During one of the first ever humanitarian missions to treat skin cancer, Dermatology Prof. Hayes Gladstone traveled to Chile last month and provided free care to more 20 patients.
Since the early 1990s, the hole in the ozone layer has been centered over southern Chile. Combined with the migration of fair-skinned Europeans to the country over the last 200 years, rural poverty and limited access to medical care, this problem has resulted in many severe cases of skin cancer, Gladstone said.
“One in three people in Chile are expected to develop skin cancer, compared to one in five in the United States,” he said in an interview with The Daily.
The issue came to Gladstone’s attention last year when he gave a lecture on epidermolysis bullosa, a condition that causes blister formation, in Palo Alto. Francis Palisson, a pediatric dermatologist from Chile and the nation’s leading expert on the disease, spoke to Gladstone following the talk.

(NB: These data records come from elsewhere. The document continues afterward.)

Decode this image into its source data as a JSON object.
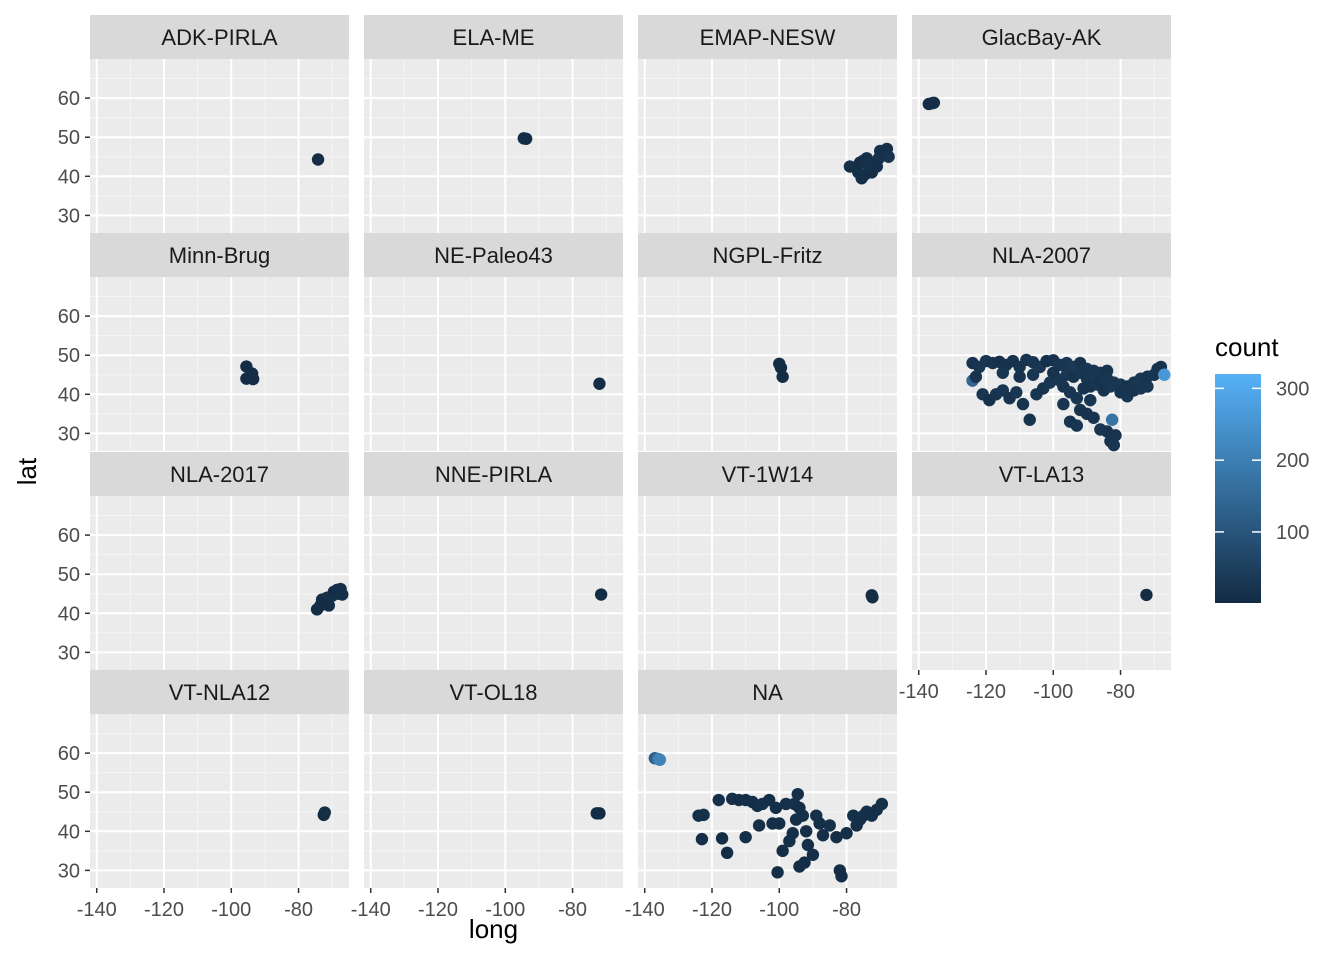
{
  "chart_data": {
    "type": "scatter",
    "facet_wrap": true,
    "xlabel": "long",
    "ylabel": "lat",
    "xlim": [
      -142,
      -65
    ],
    "ylim": [
      25.5,
      70
    ],
    "x_ticks": [
      -140,
      -120,
      -100,
      -80
    ],
    "y_ticks": [
      30,
      40,
      50,
      60
    ],
    "grid": "on",
    "legend": {
      "title": "count",
      "position": "right",
      "type": "colorbar",
      "range": [
        1,
        320
      ],
      "ticks": [
        100,
        200,
        300
      ],
      "low_color": "#132B43",
      "high_color": "#56B1F7"
    },
    "panels": [
      {
        "label": "ADK-PIRLA",
        "points": [
          [
            -74.2,
            44.3,
            5
          ]
        ]
      },
      {
        "label": "ELA-ME",
        "points": [
          [
            -94.5,
            49.7,
            8
          ],
          [
            -93.8,
            49.6,
            6
          ]
        ]
      },
      {
        "label": "EMAP-NESW",
        "points": [
          [
            -79,
            42.5,
            10
          ],
          [
            -77,
            42.2,
            12
          ],
          [
            -76,
            43.5,
            9
          ],
          [
            -75,
            44.0,
            11
          ],
          [
            -74,
            44.6,
            14
          ],
          [
            -73,
            41.5,
            9
          ],
          [
            -72,
            42.0,
            13
          ],
          [
            -71.5,
            43.2,
            10
          ],
          [
            -70.5,
            44.5,
            18
          ],
          [
            -70,
            46.5,
            12
          ],
          [
            -69,
            45.5,
            16
          ],
          [
            -68,
            47.0,
            10
          ],
          [
            -67.5,
            45.0,
            20
          ],
          [
            -75.5,
            39.5,
            8
          ],
          [
            -74.5,
            40.5,
            11
          ],
          [
            -72.5,
            41.0,
            9
          ],
          [
            -76.5,
            41.0,
            12
          ],
          [
            -73.5,
            43.0,
            15
          ],
          [
            -71,
            42.5,
            10
          ]
        ]
      },
      {
        "label": "GlacBay-AK",
        "points": [
          [
            -137,
            58.5,
            8
          ],
          [
            -136,
            58.7,
            10
          ],
          [
            -135.5,
            58.8,
            7
          ]
        ]
      },
      {
        "label": "Minn-Brug",
        "points": [
          [
            -95.5,
            47.1,
            5
          ],
          [
            -94,
            44.8,
            6
          ],
          [
            -93.5,
            43.9,
            4
          ],
          [
            -95.5,
            44.0,
            5
          ],
          [
            -93.8,
            45.3,
            6
          ]
        ]
      },
      {
        "label": "NE-Paleo43",
        "points": [
          [
            -72,
            42.7,
            4
          ]
        ]
      },
      {
        "label": "NGPL-Fritz",
        "points": [
          [
            -100,
            47.8,
            5
          ],
          [
            -99.5,
            46.8,
            6
          ],
          [
            -99,
            44.5,
            4
          ]
        ]
      },
      {
        "label": "NLA-2007",
        "points": [
          [
            -124,
            48,
            20
          ],
          [
            -122,
            47,
            25
          ],
          [
            -120,
            48.5,
            30
          ],
          [
            -118,
            48,
            20
          ],
          [
            -116,
            48.3,
            15
          ],
          [
            -114,
            47.5,
            20
          ],
          [
            -112,
            48.5,
            18
          ],
          [
            -110,
            47,
            22
          ],
          [
            -108,
            48.8,
            20
          ],
          [
            -106,
            48.2,
            25
          ],
          [
            -104,
            47,
            30
          ],
          [
            -102,
            48.5,
            15
          ],
          [
            -100,
            48.7,
            20
          ],
          [
            -98,
            47.5,
            25
          ],
          [
            -96,
            48,
            30
          ],
          [
            -94,
            47,
            35
          ],
          [
            -92,
            48,
            20
          ],
          [
            -90,
            46.5,
            25
          ],
          [
            -88,
            46,
            30
          ],
          [
            -86,
            45.5,
            22
          ],
          [
            -84,
            46,
            20
          ],
          [
            -82,
            43,
            25
          ],
          [
            -80,
            42.5,
            30
          ],
          [
            -78,
            42,
            20
          ],
          [
            -76,
            43,
            25
          ],
          [
            -74,
            44,
            30
          ],
          [
            -72,
            44.5,
            20
          ],
          [
            -70,
            45,
            25
          ],
          [
            -69,
            46.5,
            22
          ],
          [
            -68,
            47,
            20
          ],
          [
            -67,
            45,
            260
          ],
          [
            -124,
            43.5,
            140
          ],
          [
            -123,
            44.5,
            20
          ],
          [
            -121,
            40,
            25
          ],
          [
            -119,
            38.5,
            15
          ],
          [
            -117,
            40,
            20
          ],
          [
            -115,
            41,
            25
          ],
          [
            -113,
            39,
            20
          ],
          [
            -111,
            40.5,
            30
          ],
          [
            -109,
            37.5,
            22
          ],
          [
            -107,
            33.5,
            20
          ],
          [
            -105,
            40,
            25
          ],
          [
            -103,
            41.5,
            20
          ],
          [
            -101,
            43,
            30
          ],
          [
            -99,
            44,
            25
          ],
          [
            -97,
            42,
            20
          ],
          [
            -95,
            40.5,
            30
          ],
          [
            -93,
            39,
            25
          ],
          [
            -91,
            41.5,
            20
          ],
          [
            -89,
            42,
            22
          ],
          [
            -87,
            42.5,
            25
          ],
          [
            -85,
            41,
            20
          ],
          [
            -83,
            42,
            30
          ],
          [
            -95,
            33,
            20
          ],
          [
            -93,
            32,
            25
          ],
          [
            -90,
            35,
            20
          ],
          [
            -88,
            34,
            22
          ],
          [
            -86,
            31,
            25
          ],
          [
            -84,
            30.5,
            20
          ],
          [
            -82.5,
            33.5,
            170
          ],
          [
            -83,
            28,
            20
          ],
          [
            -82,
            27,
            25
          ],
          [
            -81.5,
            29.5,
            20
          ],
          [
            -97,
            37.5,
            25
          ],
          [
            -92,
            36,
            20
          ],
          [
            -89,
            38.5,
            25
          ],
          [
            -110,
            44.5,
            20
          ],
          [
            -115,
            45.5,
            25
          ],
          [
            -106,
            45,
            30
          ],
          [
            -100,
            45.5,
            20
          ],
          [
            -98,
            43.5,
            25
          ],
          [
            -96,
            45,
            30
          ],
          [
            -94,
            44.5,
            20
          ],
          [
            -92,
            45.5,
            25
          ],
          [
            -90,
            44,
            20
          ],
          [
            -88,
            45,
            30
          ],
          [
            -86,
            43.5,
            22
          ],
          [
            -84,
            44,
            25
          ],
          [
            -80,
            40.5,
            20
          ],
          [
            -78,
            39.5,
            25
          ],
          [
            -76,
            41,
            20
          ],
          [
            -74,
            41.5,
            30
          ],
          [
            -72,
            42,
            25
          ]
        ]
      },
      {
        "label": "NLA-2017",
        "points": [
          [
            -74.5,
            41,
            6
          ],
          [
            -73.5,
            42,
            8
          ],
          [
            -73,
            43.5,
            7
          ],
          [
            -72,
            43,
            9
          ],
          [
            -71.5,
            44,
            10
          ],
          [
            -71,
            42,
            8
          ],
          [
            -70,
            44.5,
            12
          ],
          [
            -69.5,
            45.5,
            9
          ],
          [
            -68.5,
            46,
            11
          ],
          [
            -68,
            45,
            8
          ],
          [
            -67.5,
            46.2,
            10
          ],
          [
            -67,
            44.8,
            12
          ]
        ]
      },
      {
        "label": "NNE-PIRLA",
        "points": [
          [
            -71.5,
            44.8,
            5
          ]
        ]
      },
      {
        "label": "VT-1W14",
        "points": [
          [
            -72.5,
            44.6,
            6
          ],
          [
            -72.3,
            44.1,
            5
          ]
        ]
      },
      {
        "label": "VT-LA13",
        "points": [
          [
            -72.3,
            44.7,
            5
          ]
        ]
      },
      {
        "label": "VT-NLA12",
        "points": [
          [
            -72.5,
            44.2,
            6
          ],
          [
            -72.2,
            44.8,
            7
          ]
        ]
      },
      {
        "label": "VT-OL18",
        "points": [
          [
            -72.8,
            44.6,
            5
          ],
          [
            -72,
            44.6,
            6
          ]
        ]
      },
      {
        "label": "NA",
        "points": [
          [
            -137,
            58.7,
            120
          ],
          [
            -136,
            58.5,
            180
          ],
          [
            -135.5,
            58.3,
            210
          ],
          [
            -124,
            44,
            10
          ],
          [
            -122.5,
            44.2,
            12
          ],
          [
            -123,
            38,
            8
          ],
          [
            -118,
            48,
            10
          ],
          [
            -117,
            38.2,
            9
          ],
          [
            -115.5,
            34.5,
            8
          ],
          [
            -114,
            48.3,
            12
          ],
          [
            -112,
            48,
            9
          ],
          [
            -110,
            48,
            11
          ],
          [
            -108,
            47.5,
            10
          ],
          [
            -106.5,
            46.5,
            9
          ],
          [
            -105,
            47,
            12
          ],
          [
            -103,
            48,
            10
          ],
          [
            -102,
            42,
            9
          ],
          [
            -101,
            46,
            11
          ],
          [
            -100.5,
            29.5,
            8
          ],
          [
            -99,
            35,
            9
          ],
          [
            -98,
            47,
            12
          ],
          [
            -97,
            37.5,
            10
          ],
          [
            -96,
            39.5,
            11
          ],
          [
            -95.5,
            47,
            13
          ],
          [
            -94.5,
            49.5,
            10
          ],
          [
            -94,
            46,
            9
          ],
          [
            -93,
            44,
            12
          ],
          [
            -92,
            40,
            11
          ],
          [
            -91.5,
            36.5,
            9
          ],
          [
            -90,
            34,
            10
          ],
          [
            -94,
            31,
            8
          ],
          [
            -92.5,
            32,
            9
          ],
          [
            -88,
            42,
            11
          ],
          [
            -87,
            39,
            10
          ],
          [
            -85,
            41.5,
            12
          ],
          [
            -83,
            38.5,
            9
          ],
          [
            -82,
            30,
            10
          ],
          [
            -81.5,
            28.5,
            8
          ],
          [
            -80,
            39.5,
            11
          ],
          [
            -78,
            44,
            12
          ],
          [
            -77,
            41.5,
            10
          ],
          [
            -76,
            43,
            9
          ],
          [
            -75,
            44,
            11
          ],
          [
            -74,
            45,
            12
          ],
          [
            -72.5,
            44,
            10
          ],
          [
            -71,
            45.5,
            11
          ],
          [
            -69.5,
            47,
            12
          ],
          [
            -95,
            43,
            10
          ],
          [
            -100,
            42,
            9
          ],
          [
            -110,
            38.5,
            10
          ],
          [
            -106,
            41.5,
            11
          ],
          [
            -89,
            44,
            12
          ]
        ]
      }
    ]
  }
}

Palisson told him that he wanted to bring Mohs Micrographic surgery, a highly effective skin cancer treatment, to Chile. Shortly thereafter, Gladstone assembled a team of eight surgeons from various university medical centers and two registered nurses, including Stanford’s Judy Elkayam.
In the course of one week, the team was able to treat 20 Chileans ranging from nine to 80 years old.

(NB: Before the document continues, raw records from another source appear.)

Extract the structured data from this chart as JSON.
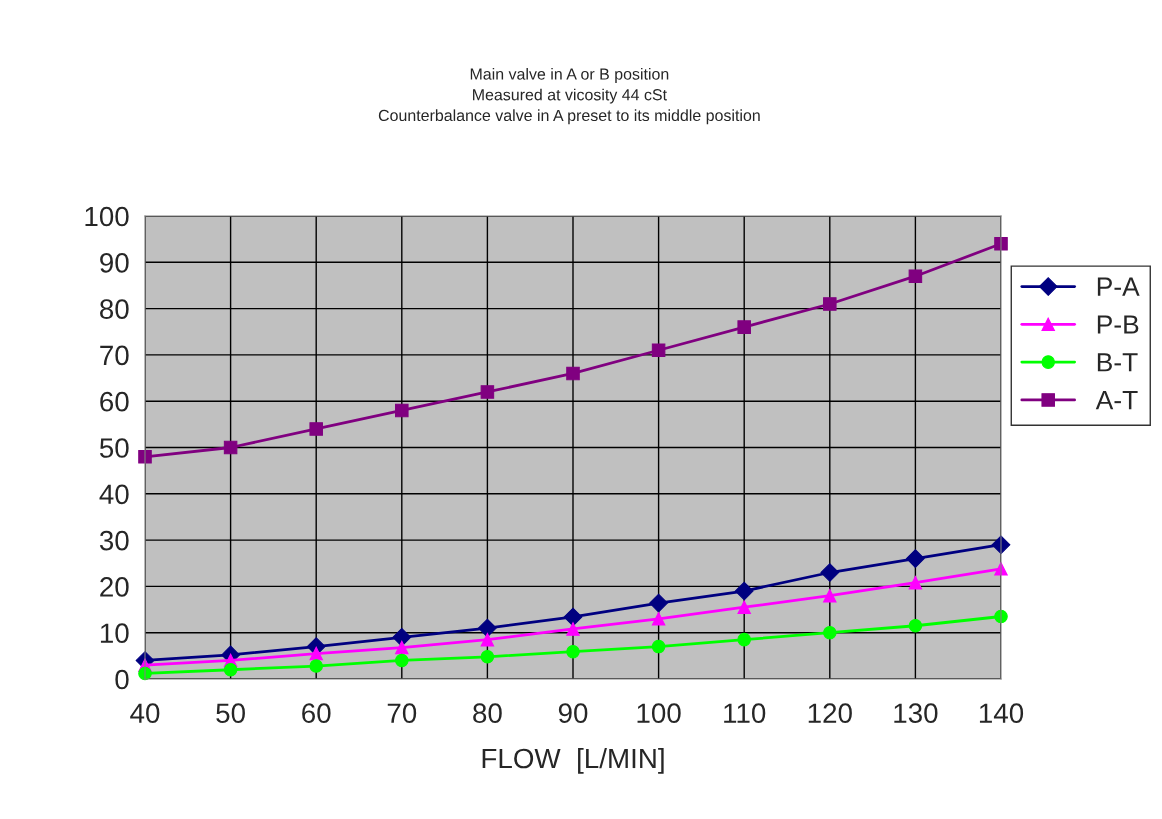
{
  "chart_data": {
    "type": "line",
    "subtitle": "Main valve in A or B position\nMeasured at vicosity 44 cSt\nCounterbalance valve in A preset to its middle position",
    "xlabel": "FLOW  [L/MIN]",
    "x": [
      40,
      50,
      60,
      70,
      80,
      90,
      100,
      110,
      120,
      130,
      140
    ],
    "series": [
      {
        "name": "P-A",
        "color": "#000080",
        "marker": "diamond",
        "values": [
          4,
          5.2,
          7,
          9,
          11,
          13.4,
          16.4,
          19,
          23,
          26,
          29
        ]
      },
      {
        "name": "P-B",
        "color": "#ff00ff",
        "marker": "triangle",
        "values": [
          3,
          4,
          5.5,
          6.8,
          8.5,
          10.8,
          13,
          15.5,
          18,
          20.8,
          23.8
        ]
      },
      {
        "name": "B-T",
        "color": "#00ff00",
        "marker": "circle",
        "values": [
          1.2,
          2,
          2.8,
          4,
          4.8,
          5.9,
          7,
          8.5,
          10,
          11.5,
          13.5
        ]
      },
      {
        "name": "A-T",
        "color": "#800080",
        "marker": "square",
        "values": [
          48,
          50,
          54,
          58,
          62,
          66,
          71,
          76,
          81,
          87,
          94
        ]
      }
    ],
    "xlim": [
      40,
      140
    ],
    "xticks": [
      40,
      50,
      60,
      70,
      80,
      90,
      100,
      110,
      120,
      130,
      140
    ],
    "ylim": [
      0,
      100
    ],
    "yticks": [
      0,
      10,
      20,
      30,
      40,
      50,
      60,
      70,
      80,
      90,
      100
    ],
    "grid": true,
    "legend": "right"
  }
}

“It was really great for all the country,” Palisson said in an interview with The Daily. “They make surgery very, very good for the poorest of people.”

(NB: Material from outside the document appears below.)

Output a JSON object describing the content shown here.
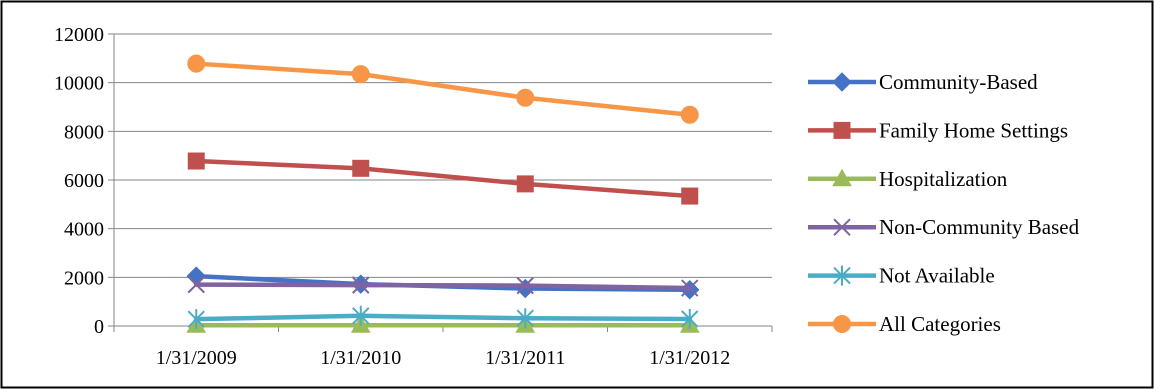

If it hadn’t been for the team’s intervention, many of these people may have died, Gladstone told the Stanford News Service. The only treatment offered by Chilean physicians would have involved extensive and disfiguring surgeries.
Many of the Chileans they met called the doctors on the team “gifts from God,” Elkayam said in an interview with The Daily.
There is a two-tiered health system in Chile: there are private hospitals for the wealthy, but most people must seek care at poorly-funded public hospitals. Because the public facilities lacked the proper equipment, the team performed their surgeries at the private Clinica Alemana.
Mohs Micrographic treatment, now recognized as the most effective skin cancer treatment in the world, is a fairly new development. The technique offers surgeons microscopic control, allowing them to remove multiple thin, horizontal layers of cells and view the entire border of the cancer. It has a 99 percent cure rate for primary lesions, compared to traditional surgeries’ 90 percent cure rate. It also leaves the smallest possible scar, which is especially desirable for patients suffering from facial skin cancer.
The lack of skin cancer awareness among Chileans is another major problem, Gladstone said.
“Only a small part of the population is educated about the problems of skin cancer,” he said.
Chilean newspapers regularly report on the hole in the ozone layer, and a few include information on ultraviolet radiation levels. Even so, most people still do not wear sun block, he added.
While Santiago does not receive as much unfiltered solar radiation as cities further south like Punta Arenas, its residents are still at great risk because the warmer temperatures cause them to wear less clothing and expose their skin more often, according to the Web site of the Ozone Hole, a nonprofit environmental group.
To address this problem, the medical team also taught courses on the Mohs procedure and facial reconstruction to Chilean doctors and nurses.
Gladstone said he hopes to return to Chile next year and perform at least 100 surgeries. He is also trying to set up a fellowship at Stanford and other leading academic dermasurgery institutions for Chilean doctors to learn the most advanced treatments and procedures.
“The long term solution is for them to do it and not us,” Gladstone said.